At issue: In July 2016, Christopher Lee parked his truck in a public area and left it unattended and unlocked with a loaded handgun on the seat. A 15-year-old took the handgun from the truck. Later, when he was showing the gun to his friend Matthew Kendall, the gun fired, killing Kendall. Nicholson v. Lee is a wrongful death lawsuit in which Kendall’s mother Shelly Nicholson sued Lee, alleging that his negligent storage of his handgun proximately caused her son’s death. The district and appeals courts have both found that Lee is immune from liability for this negligent storage under Indiana Code 34-30-20-1. Our brief argues that this section of the Indiana Code does not confer immunity for tort claims arising from negligent storage of firearms.
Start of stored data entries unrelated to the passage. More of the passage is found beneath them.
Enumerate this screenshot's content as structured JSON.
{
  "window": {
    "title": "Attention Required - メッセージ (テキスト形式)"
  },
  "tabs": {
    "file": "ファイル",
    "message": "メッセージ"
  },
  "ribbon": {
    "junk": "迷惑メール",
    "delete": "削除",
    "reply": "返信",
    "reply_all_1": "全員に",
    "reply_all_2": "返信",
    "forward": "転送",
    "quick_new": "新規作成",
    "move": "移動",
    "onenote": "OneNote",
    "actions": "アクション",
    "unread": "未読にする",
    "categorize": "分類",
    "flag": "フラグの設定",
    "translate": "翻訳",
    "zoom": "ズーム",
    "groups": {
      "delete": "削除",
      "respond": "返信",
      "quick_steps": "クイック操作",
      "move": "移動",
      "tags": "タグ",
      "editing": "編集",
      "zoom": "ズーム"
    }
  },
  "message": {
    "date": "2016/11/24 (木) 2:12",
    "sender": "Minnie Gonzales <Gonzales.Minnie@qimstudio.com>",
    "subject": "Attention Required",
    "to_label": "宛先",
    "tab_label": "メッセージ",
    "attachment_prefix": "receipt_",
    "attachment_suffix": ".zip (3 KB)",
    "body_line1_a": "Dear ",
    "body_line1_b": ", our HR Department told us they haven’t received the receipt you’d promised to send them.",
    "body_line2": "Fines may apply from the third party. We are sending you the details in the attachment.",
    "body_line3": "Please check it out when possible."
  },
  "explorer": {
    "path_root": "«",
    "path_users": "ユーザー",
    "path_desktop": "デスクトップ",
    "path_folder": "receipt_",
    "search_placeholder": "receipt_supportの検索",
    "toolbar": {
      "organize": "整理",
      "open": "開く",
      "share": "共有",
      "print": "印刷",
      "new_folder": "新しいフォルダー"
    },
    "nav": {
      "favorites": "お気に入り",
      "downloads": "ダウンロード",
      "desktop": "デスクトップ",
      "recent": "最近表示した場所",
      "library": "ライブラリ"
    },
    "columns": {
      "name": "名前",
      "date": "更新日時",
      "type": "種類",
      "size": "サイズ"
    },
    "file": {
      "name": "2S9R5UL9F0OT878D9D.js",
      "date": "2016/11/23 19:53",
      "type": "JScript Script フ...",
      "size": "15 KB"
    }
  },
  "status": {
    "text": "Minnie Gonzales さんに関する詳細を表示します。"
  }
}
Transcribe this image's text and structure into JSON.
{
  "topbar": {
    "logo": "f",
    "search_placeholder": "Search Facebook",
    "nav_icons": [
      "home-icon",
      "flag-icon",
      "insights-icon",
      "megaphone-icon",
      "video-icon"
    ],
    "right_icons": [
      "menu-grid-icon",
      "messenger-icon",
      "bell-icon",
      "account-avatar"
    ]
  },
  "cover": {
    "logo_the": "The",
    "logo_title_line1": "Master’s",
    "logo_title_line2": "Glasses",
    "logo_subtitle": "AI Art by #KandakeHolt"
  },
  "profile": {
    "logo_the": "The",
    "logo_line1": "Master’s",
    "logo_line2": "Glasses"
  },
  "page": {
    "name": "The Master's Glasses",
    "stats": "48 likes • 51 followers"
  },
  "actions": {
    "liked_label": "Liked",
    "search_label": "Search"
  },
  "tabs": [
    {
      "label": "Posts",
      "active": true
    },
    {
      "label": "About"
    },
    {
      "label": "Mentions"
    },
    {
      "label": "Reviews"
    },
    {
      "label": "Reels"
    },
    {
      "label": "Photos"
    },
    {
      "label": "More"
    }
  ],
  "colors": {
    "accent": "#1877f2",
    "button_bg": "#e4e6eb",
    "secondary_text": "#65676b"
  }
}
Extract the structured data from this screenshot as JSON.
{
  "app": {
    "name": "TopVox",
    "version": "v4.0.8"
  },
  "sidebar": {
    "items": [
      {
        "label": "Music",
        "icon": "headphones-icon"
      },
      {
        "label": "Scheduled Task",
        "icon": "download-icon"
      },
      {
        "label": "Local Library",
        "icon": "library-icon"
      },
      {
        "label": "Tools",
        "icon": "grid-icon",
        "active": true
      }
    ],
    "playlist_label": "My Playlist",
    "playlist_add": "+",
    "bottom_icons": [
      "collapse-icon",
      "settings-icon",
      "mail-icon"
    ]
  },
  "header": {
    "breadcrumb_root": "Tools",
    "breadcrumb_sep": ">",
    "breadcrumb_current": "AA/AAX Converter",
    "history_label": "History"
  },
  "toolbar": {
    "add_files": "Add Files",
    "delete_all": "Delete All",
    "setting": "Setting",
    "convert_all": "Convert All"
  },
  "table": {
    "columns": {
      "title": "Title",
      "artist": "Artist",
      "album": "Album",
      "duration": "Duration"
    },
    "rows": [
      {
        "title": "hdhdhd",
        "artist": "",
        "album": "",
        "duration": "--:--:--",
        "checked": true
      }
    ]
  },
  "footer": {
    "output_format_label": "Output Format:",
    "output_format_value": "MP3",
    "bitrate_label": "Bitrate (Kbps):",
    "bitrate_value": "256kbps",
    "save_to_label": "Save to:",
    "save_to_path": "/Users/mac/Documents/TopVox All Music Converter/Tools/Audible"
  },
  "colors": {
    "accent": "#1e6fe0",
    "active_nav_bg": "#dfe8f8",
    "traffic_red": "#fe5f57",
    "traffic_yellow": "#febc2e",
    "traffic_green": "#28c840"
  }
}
Giffords Law Center’s Brief:  We joined Indiana University Bloomington Maurer School of Law Professor Jody L. Madeira in filing this brief, which argues that the previous courts misinterpreted the statute that was used to find Lee immune from liability. First, we argue that Indiana Code 34-30-20-1 immunizes people only from acts or omissions related to their use of a firearm, not acts related to storage. We further argue that Indiana Code 34-30-20-1 specifically excludes negligent storage from immunity because early versions of the bill included immunity for acts or omissions related to the “storage or monitoring of a firearm that is used by a third party in commission of a crime” — language which was removed by the legislature before the bill was enacted.

Read the full text of our amicus brief here.

Rupp v. Becerra: Defending California’s Assault Weapon Restrictions

Case information: Rupp et al. v. Becerra et al., No. 18:17-cv-00746-JLS-JDE (C.D. Cal. brief filed April 1, 2019)

At issue: In 2017 the California state affiliate of the NRA and several individual plaintiffs filed a lawsuit raising Second Amendment and other constitutional challenges to California’s Assault Weapon Control Act (“the Act”). Plaintiffs claim that the Act violates the Second Amendment because they have a constitutional right to possess military-style semiautomatic assault rifles like those used to carry out the Newtown, Orlando, Las Vegas, and Parkland mass shootings (and many more).

Giffords Law Center’s Brief: Our brief argues that the California legislature acted constitutionally by prohibiting a subset of semiautomatic rifles whose add-on military features make these weapons uniquely dangerous and facilitate criminal use and mass killings. We further argue that the Second Amendment, as interpreted by the Supreme Court and other courts, does not protect a right to own weapons that were designed for a battlefield, not responsible self-defense in the home. Indeed, every court to have considered challenges to laws banning assault weapons since the Supreme Court’s decisions in Heller and McDonald has upheld those laws.